En su filmografía suman obras dirigidas por distintos creadores cubanos y extranjeros, lo que la convierten en uno de los rostros más reconocidos del cine cubano, cuya presencia se valida en el ámbito nacional e internacional, para sostener siempre su valiosa contribución en la conservación y promoción de la obra de Titón, creador esencial en la historia de nuestra cinematografía.

Como parte de su quehacer se incluye la dirección del documental Titón, de La Habana a Guantanamera (1928-1996) en 2008, donde se hace un recorrido por la vida y obra del cineasta a través de entrevistas y testimonios del propio director.
En otro ámbito, el literario, Mirtha compiló el libro Tomás Gutiérrez Alea: Volver sobre mis pasos (Ediciones Unión, 2018), cuya primera edición fue en España en el 2007 y ha contado con otras ediciones en la Isla. En el libro se reúne una selección epistolar que permite trazar un recorrido por la vida del cineasta, al tiempo que se expresan temas y preocupaciones de su obra.
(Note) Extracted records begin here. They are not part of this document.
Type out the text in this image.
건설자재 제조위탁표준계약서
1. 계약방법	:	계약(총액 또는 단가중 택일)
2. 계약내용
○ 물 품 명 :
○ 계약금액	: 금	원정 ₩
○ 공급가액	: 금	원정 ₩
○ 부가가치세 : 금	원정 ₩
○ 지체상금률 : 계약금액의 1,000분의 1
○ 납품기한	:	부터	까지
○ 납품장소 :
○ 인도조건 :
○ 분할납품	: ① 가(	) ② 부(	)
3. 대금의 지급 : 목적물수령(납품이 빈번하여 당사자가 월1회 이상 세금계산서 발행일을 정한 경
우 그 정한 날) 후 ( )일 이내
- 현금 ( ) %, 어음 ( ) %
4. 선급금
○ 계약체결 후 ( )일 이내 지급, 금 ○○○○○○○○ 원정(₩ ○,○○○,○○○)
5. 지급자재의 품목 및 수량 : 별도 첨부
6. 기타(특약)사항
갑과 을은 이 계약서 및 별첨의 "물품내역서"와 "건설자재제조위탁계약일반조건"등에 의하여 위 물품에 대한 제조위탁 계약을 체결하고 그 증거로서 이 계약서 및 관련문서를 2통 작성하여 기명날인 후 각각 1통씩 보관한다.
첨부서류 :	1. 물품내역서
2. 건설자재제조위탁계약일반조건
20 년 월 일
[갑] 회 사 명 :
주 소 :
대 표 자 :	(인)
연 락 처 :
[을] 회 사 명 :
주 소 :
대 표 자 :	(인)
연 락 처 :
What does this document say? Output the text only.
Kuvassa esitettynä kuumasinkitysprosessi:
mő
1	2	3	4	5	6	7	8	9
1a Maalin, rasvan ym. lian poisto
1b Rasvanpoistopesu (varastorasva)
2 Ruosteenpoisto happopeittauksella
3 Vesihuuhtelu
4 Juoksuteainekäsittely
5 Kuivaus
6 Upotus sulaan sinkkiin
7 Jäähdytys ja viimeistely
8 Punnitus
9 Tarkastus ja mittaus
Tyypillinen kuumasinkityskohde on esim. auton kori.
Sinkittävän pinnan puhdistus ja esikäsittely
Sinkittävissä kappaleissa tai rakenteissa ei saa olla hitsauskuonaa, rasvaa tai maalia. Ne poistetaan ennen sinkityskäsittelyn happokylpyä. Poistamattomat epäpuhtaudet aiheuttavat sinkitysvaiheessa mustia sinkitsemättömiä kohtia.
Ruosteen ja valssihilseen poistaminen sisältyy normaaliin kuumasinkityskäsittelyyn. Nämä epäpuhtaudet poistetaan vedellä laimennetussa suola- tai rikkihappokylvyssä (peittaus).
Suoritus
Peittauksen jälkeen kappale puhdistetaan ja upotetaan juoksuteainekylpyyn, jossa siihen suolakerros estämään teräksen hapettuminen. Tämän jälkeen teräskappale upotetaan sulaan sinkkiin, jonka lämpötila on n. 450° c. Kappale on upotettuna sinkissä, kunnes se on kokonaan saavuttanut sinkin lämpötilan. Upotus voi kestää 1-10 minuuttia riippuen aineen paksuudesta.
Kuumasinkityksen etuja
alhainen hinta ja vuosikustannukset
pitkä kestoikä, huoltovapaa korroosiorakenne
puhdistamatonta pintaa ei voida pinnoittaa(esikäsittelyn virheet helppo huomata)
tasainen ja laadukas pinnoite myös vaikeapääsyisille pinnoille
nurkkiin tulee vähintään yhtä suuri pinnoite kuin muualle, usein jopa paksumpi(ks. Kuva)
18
A inicios del pasado año Mirtha obtuvo el Premio Nacional de Cine, máximo reconocimiento que se entrega en la isla a un creador del quehacer cinematográfico, este premio valida su legado, trayectoria y el talento expresado en sus papeles protagónicos y secundarios desplegados a lo largo de su carrera.
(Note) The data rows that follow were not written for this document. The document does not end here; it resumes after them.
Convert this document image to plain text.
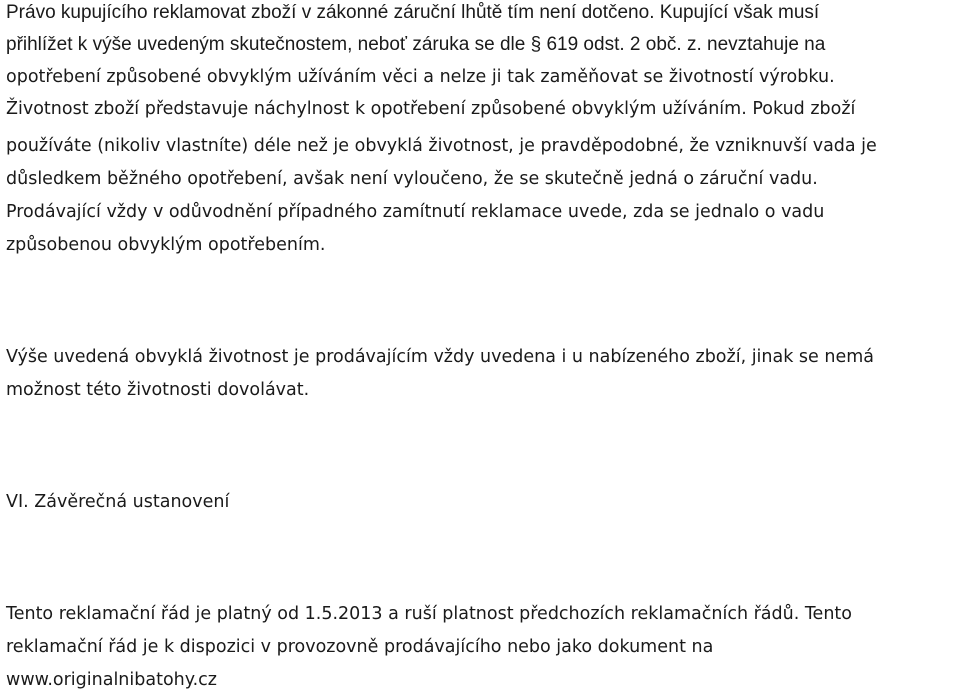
Právo kupujícího reklamovat zboží v zákonné záruční lhůtě tím není dotčeno. Kupující však musí
přihlížet k výše uvedeným skutečnostem, neboť záruka se dle § 619 odst. 2 obč. z. nevztahuje na
opotřebení způsobené obvyklým užíváním věci a nelze ji tak zaměňovat se životností výrobku.
Životnost zboží představuje náchylnost k opotřebení způsobené obvyklým užíváním. Pokud zboží
používáte (nikoliv vlastníte) déle než je obvyklá životnost, je pravděpodobné, že vzniknuvší vada je
důsledkem běžného opotřebení, avšak není vyloučeno, že se skutečně jedná o záruční vadu.
Prodávající vždy v odůvodnění případného zamítnutí reklamace uvede, zda se jednalo o vadu
způsobenou obvyklým opotřebením.
Výše uvedená obvyklá životnost je prodávajícím vždy uvedena i u nabízeného zboží, jinak se nemá
možnost této životnosti dovolávat.
VI. Závěrečná ustanovení
Tento reklamační řád je platný od 1.5.2013 a ruší platnost předchozích reklamačních řádů. Tento
reklamační řád je k dispozici v provozovně prodávajícího nebo jako dokument na
www.originalnibatohy.cz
Durante las jornadas del pasado Festival Internacional del Nuevo Cine Latinoamericano se presentó en Cuba el filme Neurótica anónima (Jorge Perugorría, 2025), escrito por ella, en el que asume el rol de Iluminada, una mujer de la tercera edad que lucha por sostener abierto y en funcionamiento el viejo cine donde trabaja.
En días recientes, los trabajadores de la Casa de Titón y Mirtha organizaron una celebración donde se reunieron amigos, cineastas y familiares, los que apreciaron presentaciones musicales, videos enviados por amigos y el abrazo con esta mujer que ha asumido el cine como modo de vida.
Hoy, cuando cumple ocho décadas de vida, celebramos su fuerza para asumir nuevos personajes, su talento para dotarlos de todos los matices y el enorme legado que sostiene a favor de preservar y promover la obra de Titón. Mirtha se sabe querida por muchos, los mismos que aplaudimos su recorrido vital y recordamos sus escenas, sus frases, sus gestos en el cine, en el teatro, en la vida.